Over the next month, we'll be interviewing some of Britain's most inspiring young businesswomen - MT's 35 Women Under 35 alumni.
In your view, why has there been such a gender imbalance in the tech sector?
Gender imbalance can stick for a long time if no-one corrects it fast. We're promoting women role models in the sector with Girls in Tech to change the male/female ratio and the perception that tech is a 'boy's thing'.
What does the future look like for women in business?
The economic argument is now clear to everyone: diversity is good for business. A few years ago, women were undervalued in terms of salary, their special needs were neglected and their differences weren't recognised as an advantage in the workplace. But the UK has woken up to the fact that a better gender balance in companies can actually increase team productivity and business success rates. Why wouldn't you make sure you're hiring the other half of this country's workforce if it meant making more money? The next ten years are paved with gold for women as they're now top of the agenda and considered as a productive asset, equal to men.
Which businesswoman do you most admire and why?
Martha Lane Fox [of lastminute.com fame]. She built a major dotcom company in the middle of the crisis, then moved on to be a philanthropist and public servant. That's the kind of career that I hope for: to be very successful at the start in order to give back to others in the future.
What's the secret of your meteoric rise up the career ladder?
Never taking my gender for a weakness and never apologising for being who I am - a passionate advocate of technology to help solve some of our biggest social challenges.
What's the biggest challenge you've had to overcome personally and how did you do it?
My lack of confidence is probably my biggest issue. I try to get around it by acknowledging it and tackling it head on. Ultimately, I try to go for things that scare me to boost my confidence, rather than waiting for something (or someone) to shake it.
What would be your three pieces of practical advice for young women to help them succeed in business?

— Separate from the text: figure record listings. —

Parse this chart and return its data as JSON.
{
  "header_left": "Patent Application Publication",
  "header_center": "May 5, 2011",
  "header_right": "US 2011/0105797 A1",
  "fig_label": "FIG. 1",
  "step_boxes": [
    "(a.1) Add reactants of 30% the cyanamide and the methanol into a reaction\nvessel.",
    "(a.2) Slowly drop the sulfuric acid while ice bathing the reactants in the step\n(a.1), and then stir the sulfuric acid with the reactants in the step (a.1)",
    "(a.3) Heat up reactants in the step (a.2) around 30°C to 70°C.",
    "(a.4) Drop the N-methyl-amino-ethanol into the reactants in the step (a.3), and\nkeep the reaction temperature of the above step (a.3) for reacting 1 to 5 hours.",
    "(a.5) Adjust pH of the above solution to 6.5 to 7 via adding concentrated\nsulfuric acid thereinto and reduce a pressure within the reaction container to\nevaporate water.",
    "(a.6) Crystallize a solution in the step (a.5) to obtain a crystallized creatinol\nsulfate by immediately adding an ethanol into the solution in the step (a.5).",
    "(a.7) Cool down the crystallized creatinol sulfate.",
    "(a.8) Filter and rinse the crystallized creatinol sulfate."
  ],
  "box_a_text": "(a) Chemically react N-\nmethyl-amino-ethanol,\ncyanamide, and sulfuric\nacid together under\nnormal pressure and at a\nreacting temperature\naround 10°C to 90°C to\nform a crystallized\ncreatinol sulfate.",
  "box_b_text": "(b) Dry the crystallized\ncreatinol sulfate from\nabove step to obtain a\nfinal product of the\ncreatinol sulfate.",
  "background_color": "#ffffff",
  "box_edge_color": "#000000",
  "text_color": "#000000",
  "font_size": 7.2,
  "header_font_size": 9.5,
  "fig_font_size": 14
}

1. Focus: It's great to have loads of ideas and a vision, but don't try to have it all. Focus on what you're good at, and improve what you're less good at progressively. Stretching yourself in all directions is the quickest way to feeling exhausted, unsatisfied and like a failure. Believe me, that has big implications on how you organise your day and go through your week.
2. Listen: Ask people how they are. Take note of their body language and facial expressions. Notice the small things. That will give you more of a clue about who you're dealing with and what they're going through than spending hours in meetings.
3. Only do things that matter to you: I'm not fond of doing things simply as a means to an end. When you're only focused on 'the prize', your work suffers. I chose to work for migrants and refugees as a director of Migreat because I care; because it's fair and noble. And I get a kick out of that. I don't need anyone to appreciate or recognise my work, and that gives me a lot of freedom and power. Set what's important to you.